Floaters
Mars, Venus, Titan - wherever there's air, we can explore by balloon.
- By Joe Pappalardo
- Air & Space magazine, July 2006
(Page 5 of 5)
The metal balloon concept isn't quite ready for prime time. For this year's Discovery mission competition, Hall, Kerzhanovich, and colleagues from JPL and the Universities of California, Michigan, and Wisconsin at Madison submitted a more conservative concept. It uses layers of balloons, one tucked inside the other, and operates only in the upper Venusian atmosphere. An entry vehicle would jettison a folded, 17-foot-diameter balloon, which would inflate under a parachute, detach, and begin floating in Venus' upper atmosphere, protected from the acid clouds by a layer of Teflon film. The balloon would last about a month.
The JPL team finished a prototype of this Venus balloon in February, just in time to make the April deadline for Discovery proposals. If the design is selected this fall, the team will get more money to refine their study. Then, if they get the green light for full funding next year-a long shot, admittedly-their projected launch date to Venus would be the autumn of 2013.
Along with the technical details, a scientific paper by Kerzhanovich's Discovery proposal team includes a stirring vision of what their invention might spawn. "In the not-too-distant future, aerial rovers directly descended from the Venus aerostat could be plying the skies above treacherous landscapes and inhospitable depths of a number of worlds across the Solar System.... Such an aerial vehicle funded on a Discovery-class budget would herald a new era in planetary exploration."

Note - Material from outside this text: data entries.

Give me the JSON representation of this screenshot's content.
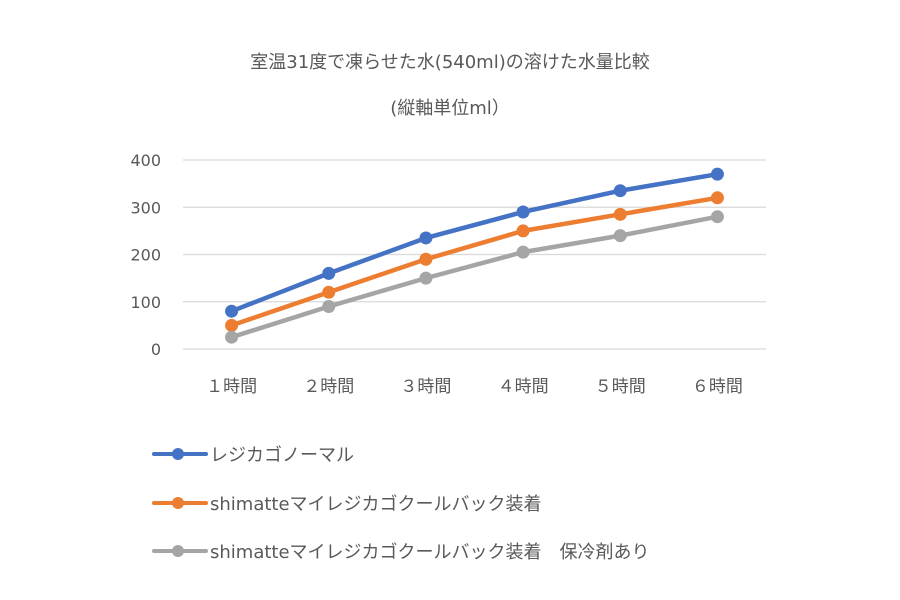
{
  "chart_data": {
    "type": "line",
    "title": "室温31度で凍らせた水(540ml)の溶けた水量比較",
    "subtitle": "(縦軸単位ml）",
    "xlabel": "",
    "ylabel": "",
    "categories": [
      "１時間",
      "２時間",
      "３時間",
      "４時間",
      "５時間",
      "６時間"
    ],
    "ylim": [
      0,
      400
    ],
    "yticks": [
      0,
      100,
      200,
      300,
      400
    ],
    "ytick_labels": [
      "0",
      "100",
      "200",
      "300",
      "400"
    ],
    "grid": true,
    "legend_position": "bottom",
    "series": [
      {
        "name": "レジカゴノーマル",
        "color": "#4472C4",
        "values": [
          80,
          160,
          235,
          290,
          335,
          370
        ]
      },
      {
        "name": "shimatteマイレジカゴクールバック装着",
        "color": "#ED7D31",
        "values": [
          50,
          120,
          190,
          250,
          285,
          320
        ]
      },
      {
        "name": "shimatteマイレジカゴクールバック装着　保冷剤あり",
        "color": "#A5A5A5",
        "values": [
          25,
          90,
          150,
          205,
          240,
          280
        ]
      }
    ]
  }
}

The aerobot researchers are well aware that they've got a lot of hard engineering to do first. And there's always that frustrating Catch-22 of the space business: You can't fly until you're proven, and you can't be proven until you fly. But don't cry for Jack Jones, Jeff Hall, and their crew, whether testing prototype airships in Oregon or over a tabletop in California. They'll tell you themselves: It may not be easy to be a balloonist in a world of rockets and wings, but it sure can be fun.